Staropoli, currently the CISO for the New York-based Fortress Investment Group, was a more than 20-year veteran of the Secret Service, where he worked in the Presidential Protective Division, hostage rescue unit, the Counter Assault Team and as chief of Polygraph Operations.

At Fortress Investment, the New Jersey native worked on counter-party risk by investigating credit, real estate, private equity and liquid markets deals.

The DHS CIO position will be one of the more significant appointments for the young administration, which has made cybersecurity and information technology modernization a priority, with DHS at the fore.

As the department’s top tech officer, Starpoli will be in charge of not only determining the IT procurements for the 22-component agency, but will also be the point person for much of the federal government’s cyber defense initiatives. Staropoli spoke with The Australian on Nov. 19about the challenges facing the Secret Service to secure Trump Tower.
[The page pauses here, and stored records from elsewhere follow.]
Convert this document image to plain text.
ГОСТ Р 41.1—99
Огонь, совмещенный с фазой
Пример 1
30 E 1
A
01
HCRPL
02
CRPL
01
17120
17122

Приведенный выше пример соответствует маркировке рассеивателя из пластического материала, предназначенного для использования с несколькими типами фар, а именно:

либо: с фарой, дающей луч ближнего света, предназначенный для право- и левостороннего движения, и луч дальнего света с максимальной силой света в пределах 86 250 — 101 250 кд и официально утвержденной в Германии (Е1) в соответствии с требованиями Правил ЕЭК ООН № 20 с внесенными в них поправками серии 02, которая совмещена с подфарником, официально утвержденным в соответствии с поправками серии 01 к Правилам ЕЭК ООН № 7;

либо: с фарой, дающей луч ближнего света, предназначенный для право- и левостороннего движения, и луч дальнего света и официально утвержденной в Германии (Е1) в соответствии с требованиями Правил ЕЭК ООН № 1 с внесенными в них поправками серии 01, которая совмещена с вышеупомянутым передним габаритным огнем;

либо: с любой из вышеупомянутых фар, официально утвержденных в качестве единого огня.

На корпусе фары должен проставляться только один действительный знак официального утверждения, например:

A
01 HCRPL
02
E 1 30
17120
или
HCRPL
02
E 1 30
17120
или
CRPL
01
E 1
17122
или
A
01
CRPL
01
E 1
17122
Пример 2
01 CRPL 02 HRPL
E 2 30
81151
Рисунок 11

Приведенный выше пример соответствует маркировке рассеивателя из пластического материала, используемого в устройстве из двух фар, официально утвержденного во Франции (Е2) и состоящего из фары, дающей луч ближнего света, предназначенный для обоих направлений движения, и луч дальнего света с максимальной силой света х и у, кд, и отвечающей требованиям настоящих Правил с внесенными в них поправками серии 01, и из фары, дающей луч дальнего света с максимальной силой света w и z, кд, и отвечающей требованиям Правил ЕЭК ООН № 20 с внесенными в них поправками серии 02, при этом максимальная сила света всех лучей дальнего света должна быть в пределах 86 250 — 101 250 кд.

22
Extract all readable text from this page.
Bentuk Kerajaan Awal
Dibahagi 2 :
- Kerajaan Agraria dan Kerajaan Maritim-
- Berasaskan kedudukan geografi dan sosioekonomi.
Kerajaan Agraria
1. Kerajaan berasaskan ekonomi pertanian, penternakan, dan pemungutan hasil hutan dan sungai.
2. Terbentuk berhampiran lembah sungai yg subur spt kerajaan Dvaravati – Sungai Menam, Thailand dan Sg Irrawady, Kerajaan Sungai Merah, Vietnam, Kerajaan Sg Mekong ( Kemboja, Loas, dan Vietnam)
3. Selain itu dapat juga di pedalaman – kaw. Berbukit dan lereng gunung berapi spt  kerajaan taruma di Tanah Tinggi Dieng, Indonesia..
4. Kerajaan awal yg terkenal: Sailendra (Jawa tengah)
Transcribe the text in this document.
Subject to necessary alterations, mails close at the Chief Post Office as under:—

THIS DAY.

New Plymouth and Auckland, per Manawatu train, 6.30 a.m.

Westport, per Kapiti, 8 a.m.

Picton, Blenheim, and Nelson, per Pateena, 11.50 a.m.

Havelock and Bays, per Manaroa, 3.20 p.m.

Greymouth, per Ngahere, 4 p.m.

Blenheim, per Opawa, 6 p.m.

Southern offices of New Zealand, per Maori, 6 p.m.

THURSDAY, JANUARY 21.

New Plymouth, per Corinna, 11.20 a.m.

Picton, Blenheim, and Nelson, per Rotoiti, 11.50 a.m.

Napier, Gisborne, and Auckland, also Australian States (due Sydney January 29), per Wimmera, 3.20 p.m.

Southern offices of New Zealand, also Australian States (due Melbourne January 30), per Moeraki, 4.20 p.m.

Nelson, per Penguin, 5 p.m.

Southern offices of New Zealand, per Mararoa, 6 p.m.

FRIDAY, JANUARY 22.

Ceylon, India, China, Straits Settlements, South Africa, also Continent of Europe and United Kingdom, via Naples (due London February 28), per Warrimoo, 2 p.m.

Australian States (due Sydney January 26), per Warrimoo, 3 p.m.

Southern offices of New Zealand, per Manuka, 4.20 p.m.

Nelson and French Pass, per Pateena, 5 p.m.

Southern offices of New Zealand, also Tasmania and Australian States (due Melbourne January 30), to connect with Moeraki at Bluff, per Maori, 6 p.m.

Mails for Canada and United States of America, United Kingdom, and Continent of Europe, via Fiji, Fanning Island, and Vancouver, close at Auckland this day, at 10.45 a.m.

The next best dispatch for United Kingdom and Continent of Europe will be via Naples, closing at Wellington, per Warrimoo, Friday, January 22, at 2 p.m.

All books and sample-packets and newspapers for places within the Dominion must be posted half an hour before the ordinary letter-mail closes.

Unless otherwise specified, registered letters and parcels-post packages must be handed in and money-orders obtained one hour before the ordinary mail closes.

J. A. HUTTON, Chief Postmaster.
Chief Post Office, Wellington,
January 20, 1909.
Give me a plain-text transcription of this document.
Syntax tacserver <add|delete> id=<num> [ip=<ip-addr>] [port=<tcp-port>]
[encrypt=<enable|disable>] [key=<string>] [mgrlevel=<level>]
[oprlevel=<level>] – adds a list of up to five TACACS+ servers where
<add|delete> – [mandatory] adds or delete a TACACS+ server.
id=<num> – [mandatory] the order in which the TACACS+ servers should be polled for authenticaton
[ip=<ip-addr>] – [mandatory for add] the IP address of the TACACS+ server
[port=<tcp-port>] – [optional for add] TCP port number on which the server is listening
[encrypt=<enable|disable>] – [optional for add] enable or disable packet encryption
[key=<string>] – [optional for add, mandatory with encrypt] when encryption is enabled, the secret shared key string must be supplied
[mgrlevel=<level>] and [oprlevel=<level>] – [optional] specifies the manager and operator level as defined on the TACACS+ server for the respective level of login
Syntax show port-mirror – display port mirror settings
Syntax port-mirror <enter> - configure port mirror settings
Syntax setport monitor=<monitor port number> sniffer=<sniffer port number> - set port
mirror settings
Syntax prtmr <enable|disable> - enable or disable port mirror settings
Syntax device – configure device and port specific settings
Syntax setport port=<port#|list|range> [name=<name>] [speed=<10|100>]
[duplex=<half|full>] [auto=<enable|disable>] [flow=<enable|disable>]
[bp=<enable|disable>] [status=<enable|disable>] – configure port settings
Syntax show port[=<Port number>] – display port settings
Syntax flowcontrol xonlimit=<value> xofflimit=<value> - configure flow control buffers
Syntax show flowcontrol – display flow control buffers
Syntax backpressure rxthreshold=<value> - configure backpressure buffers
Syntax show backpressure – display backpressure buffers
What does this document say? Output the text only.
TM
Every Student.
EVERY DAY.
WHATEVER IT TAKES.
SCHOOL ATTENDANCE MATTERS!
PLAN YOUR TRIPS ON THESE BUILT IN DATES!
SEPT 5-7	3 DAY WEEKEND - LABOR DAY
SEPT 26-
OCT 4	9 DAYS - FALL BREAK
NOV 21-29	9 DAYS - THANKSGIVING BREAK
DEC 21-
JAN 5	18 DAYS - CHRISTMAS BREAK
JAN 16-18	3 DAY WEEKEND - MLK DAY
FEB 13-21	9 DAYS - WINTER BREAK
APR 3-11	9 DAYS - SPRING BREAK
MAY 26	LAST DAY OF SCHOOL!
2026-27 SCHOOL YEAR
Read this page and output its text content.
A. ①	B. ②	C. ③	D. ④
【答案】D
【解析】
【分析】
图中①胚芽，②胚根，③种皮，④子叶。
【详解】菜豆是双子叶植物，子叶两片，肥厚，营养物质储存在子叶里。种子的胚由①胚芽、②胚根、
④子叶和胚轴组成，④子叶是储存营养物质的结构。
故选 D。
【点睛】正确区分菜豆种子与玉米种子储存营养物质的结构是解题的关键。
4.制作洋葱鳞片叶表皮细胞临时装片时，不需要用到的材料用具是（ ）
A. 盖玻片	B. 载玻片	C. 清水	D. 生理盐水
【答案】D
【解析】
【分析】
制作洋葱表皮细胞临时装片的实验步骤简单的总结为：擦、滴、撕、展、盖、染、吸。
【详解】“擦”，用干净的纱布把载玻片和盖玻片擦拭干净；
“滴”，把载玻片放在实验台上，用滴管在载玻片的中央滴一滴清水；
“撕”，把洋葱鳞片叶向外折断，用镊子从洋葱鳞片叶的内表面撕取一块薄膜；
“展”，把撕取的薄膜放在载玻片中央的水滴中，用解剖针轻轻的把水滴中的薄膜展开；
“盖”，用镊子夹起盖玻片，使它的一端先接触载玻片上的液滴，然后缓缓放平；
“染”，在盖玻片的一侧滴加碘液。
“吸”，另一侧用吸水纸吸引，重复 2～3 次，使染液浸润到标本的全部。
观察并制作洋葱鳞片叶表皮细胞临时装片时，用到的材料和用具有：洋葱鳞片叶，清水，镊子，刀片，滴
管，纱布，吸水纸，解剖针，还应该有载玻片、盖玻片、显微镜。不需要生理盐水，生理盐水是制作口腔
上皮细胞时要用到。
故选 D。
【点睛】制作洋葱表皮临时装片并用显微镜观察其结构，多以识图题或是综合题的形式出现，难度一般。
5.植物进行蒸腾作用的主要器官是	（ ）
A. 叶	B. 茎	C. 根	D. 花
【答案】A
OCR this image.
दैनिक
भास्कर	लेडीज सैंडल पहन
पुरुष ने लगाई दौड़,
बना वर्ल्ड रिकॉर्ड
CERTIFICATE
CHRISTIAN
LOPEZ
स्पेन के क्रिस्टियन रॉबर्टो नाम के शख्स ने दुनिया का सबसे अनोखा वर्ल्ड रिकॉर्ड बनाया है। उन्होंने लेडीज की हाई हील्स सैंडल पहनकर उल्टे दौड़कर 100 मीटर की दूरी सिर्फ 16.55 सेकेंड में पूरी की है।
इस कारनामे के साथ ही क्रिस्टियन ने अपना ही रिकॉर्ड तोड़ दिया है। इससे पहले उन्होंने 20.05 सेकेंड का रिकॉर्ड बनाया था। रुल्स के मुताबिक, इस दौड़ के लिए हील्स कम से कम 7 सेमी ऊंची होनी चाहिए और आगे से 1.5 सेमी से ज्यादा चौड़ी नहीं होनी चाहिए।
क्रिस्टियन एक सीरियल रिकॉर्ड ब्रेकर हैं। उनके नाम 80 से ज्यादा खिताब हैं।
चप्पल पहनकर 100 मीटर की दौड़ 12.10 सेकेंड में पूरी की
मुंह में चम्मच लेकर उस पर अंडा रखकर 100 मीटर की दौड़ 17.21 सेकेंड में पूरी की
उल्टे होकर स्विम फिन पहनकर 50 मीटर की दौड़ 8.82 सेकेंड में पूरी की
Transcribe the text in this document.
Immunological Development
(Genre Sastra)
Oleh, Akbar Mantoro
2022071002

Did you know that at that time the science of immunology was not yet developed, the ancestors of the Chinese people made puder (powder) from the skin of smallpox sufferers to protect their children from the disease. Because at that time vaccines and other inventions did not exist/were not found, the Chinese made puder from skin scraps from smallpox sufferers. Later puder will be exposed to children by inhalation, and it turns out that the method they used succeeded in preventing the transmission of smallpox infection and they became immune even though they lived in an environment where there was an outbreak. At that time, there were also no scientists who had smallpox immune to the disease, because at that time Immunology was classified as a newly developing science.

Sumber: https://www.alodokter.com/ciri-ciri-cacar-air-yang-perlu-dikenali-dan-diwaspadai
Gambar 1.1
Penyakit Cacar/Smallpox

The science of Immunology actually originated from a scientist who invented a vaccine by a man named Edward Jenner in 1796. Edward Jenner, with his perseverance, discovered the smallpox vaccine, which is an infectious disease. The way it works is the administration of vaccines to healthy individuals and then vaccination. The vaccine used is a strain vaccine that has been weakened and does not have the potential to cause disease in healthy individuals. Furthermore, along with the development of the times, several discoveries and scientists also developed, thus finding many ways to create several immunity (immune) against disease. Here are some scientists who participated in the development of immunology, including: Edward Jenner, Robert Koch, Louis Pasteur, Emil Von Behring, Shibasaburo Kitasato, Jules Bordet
"It’s got significant problems," he said. "What are you going to do? Will you put a blast shield around the entire building? The first 30 floors are all office space, then you have 40 stories of very expensive residences. You don’t know who is in the surrounding buildings. You have a clear shot at it from Central Park and from any number of surrounding buildings," he told the paper.

"Even if you are Donald Trump, you probably have a car and a driver, maybe two. When you are the president you have 35 cars (and) you have about two dozen motorcyclists of the NYPD. Where are you going to put all this stuff? You can’t park it in the basement of Trump Tower. There were days when we took President Bush to the Waldorf, we had so many cars we had to close two streets."

He noted in the November article that he was a nominee for "an undersecretary position" within DHS, but didn’t specify which.

Staropoli was announced alongside a number of nominees to the administration on April 28, including Brock Long for administrator of the Federal Emergency Management Agency and Jovita Carranza as Treasurer of the United States, alongside a number of assistant and deputy secretaries at various agencies.